Possible way to achieve lazy loading with const objects

Peter Alexander peter.alexander.au at gmail.com
Wed Sep 28 17:08:31 PDT 2011


On 26/09/11 6:57 PM, Jonathan M Davis wrote:
> On Monday, September 26, 2011 10:26 Steven Schveighoffer wrote:
>> I still don't think this proposal (even one that always lazily
>> initializes) gives enough benefit to be included. Why would you want a
>> constant lazily-initialized value in a non-immutable struct? If this were
>> to mean anything, there would have to be a way to clear the 'set' flag in
>> a mutable struct.
>
> People have been complaining about the lack of logical const. The two use
> cases that they seem to have been looking for are the ability cache the
> results of member functions and to lazily load member variables. They want to
> be able to do those things with const and can't (in the case of Peter
> Alexander, he seems to have come to the conclusion that it's bad enough that
> he doesn't use const for anything not related to threaings, though I do find
> that stance a bit odd, since it's _immutable_ that's needed for threading, not
> const). I was merely trying to present a solution to lazy loading that worked
> with const.

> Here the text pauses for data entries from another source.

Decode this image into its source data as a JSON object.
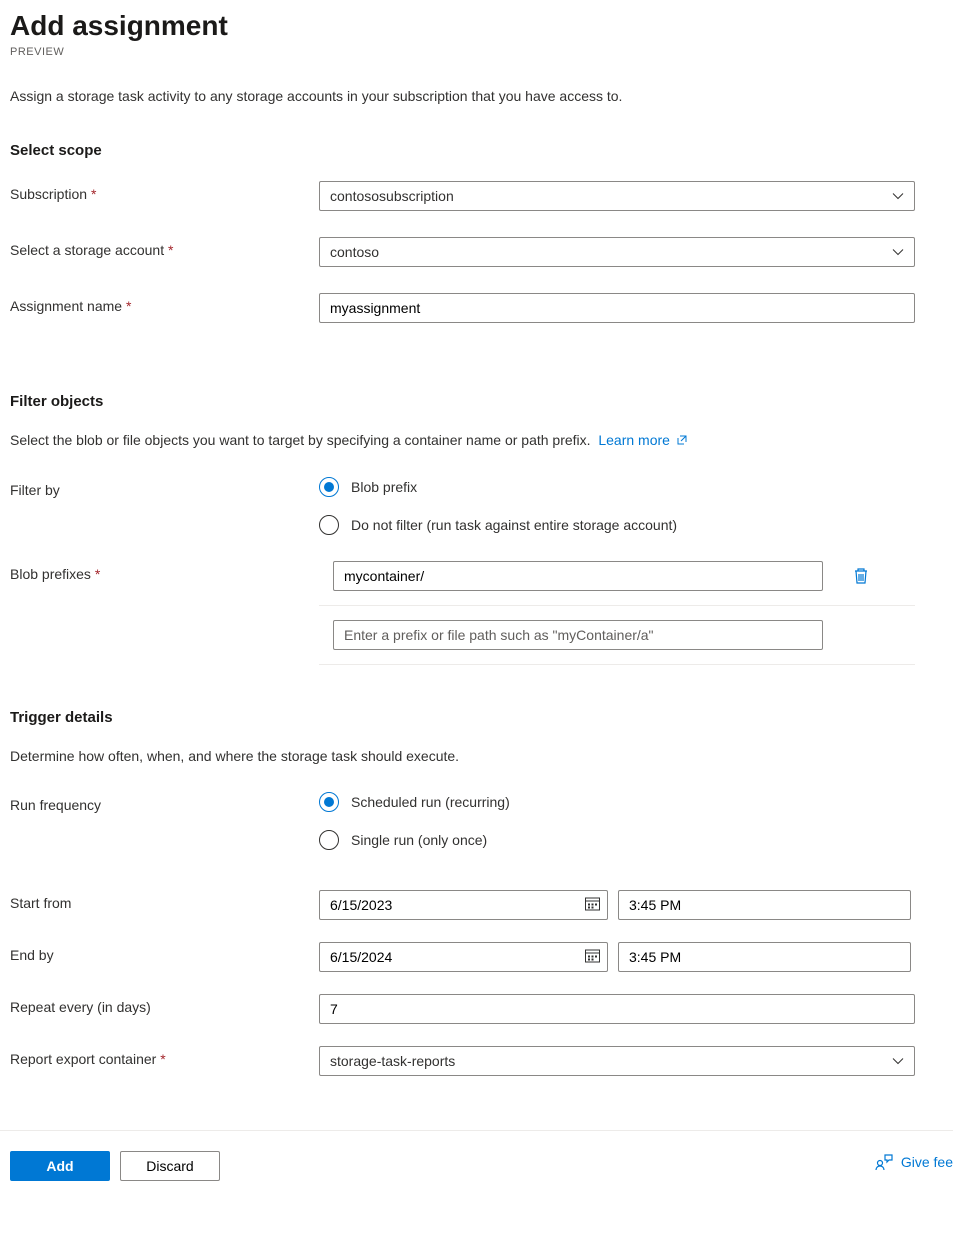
{
  "header": {
    "title": "Add assignment",
    "preview": "PREVIEW",
    "description": "Assign a storage task activity to any storage accounts in your subscription that you have access to."
  },
  "selectScope": {
    "heading": "Select scope",
    "subscription": {
      "label": "Subscription",
      "value": "contososubscription"
    },
    "storageAccount": {
      "label": "Select a storage account",
      "value": "contoso"
    },
    "assignmentName": {
      "label": "Assignment name",
      "value": "myassignment"
    }
  },
  "filterObjects": {
    "heading": "Filter objects",
    "description": "Select the blob or file objects you want to target by specifying a container name or path prefix.",
    "learnMore": "Learn more",
    "filterByLabel": "Filter by",
    "options": {
      "blobPrefix": "Blob prefix",
      "doNotFilter": "Do not filter (run task against entire storage account)"
    },
    "blobPrefixesLabel": "Blob prefixes",
    "prefixes": [
      "mycontainer/"
    ],
    "prefixPlaceholder": "Enter a prefix or file path such as \"myContainer/a\""
  },
  "triggerDetails": {
    "heading": "Trigger details",
    "description": "Determine how often, when, and where the storage task should execute.",
    "runFrequencyLabel": "Run frequency",
    "options": {
      "scheduled": "Scheduled run (recurring)",
      "single": "Single run (only once)"
    },
    "startFrom": {
      "label": "Start from",
      "date": "6/15/2023",
      "time": "3:45 PM"
    },
    "endBy": {
      "label": "End by",
      "date": "6/15/2024",
      "time": "3:45 PM"
    },
    "repeatEvery": {
      "label": "Repeat every (in days)",
      "value": "7"
    },
    "reportContainer": {
      "label": "Report export container",
      "value": "storage-task-reports"
    }
  },
  "footer": {
    "add": "Add",
    "discard": "Discard",
    "feedback": "Give fee"
  }
}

It would therefore partially solve the issues that people have
> been complaining about.

Yes, immutable is needed for concurrency, but const has the same 
restrictions: if something is const then you can't do lazy loading, 
internal caching, or anything else that you might want to do with 
logical const.

Given that:

(a) I may want/need to use logical const,
(b) I want my code to be const-correct, and
(c) const is incredibly viral in D

That gives me no choice but to not use const in any situation where I'm 
not 100% certain that logical const won't be needed in the future. 
Otherwise I may end up trapping myself, forced to resort to undefined 
behaviour, or restructure the use of const in a large amount of my code. 
I've had to do this even in large C++ code bases more than once, and 
it's not fun. With D it would be a lot worse, and that's something I'd 
like to avoid.


> Personally, I don't think that the feature merits the extra complexity that it
> incurs. I was just proposing a possible solution. And it seems that some folks
> (Peter in particular) don't think that it goes far enough to be of any real
> value anyway (he wants full-on caching, not lazy loading). Personally, I don't
> even remember the last time that I used lazy loading or caching in a type, so
> the feature was never intended for me anyway, and finding out why folks would
> find it useful would really require their input. But there _are_ people who
> have wanted lazy loading to work with const objects; they just also want
> generally caching to work as well, which isn't at all feasible as far as I can
> tell, whereas lazy loading seems like it could be.

You're right, it isn't feasible. Enforcing logical const is intractable.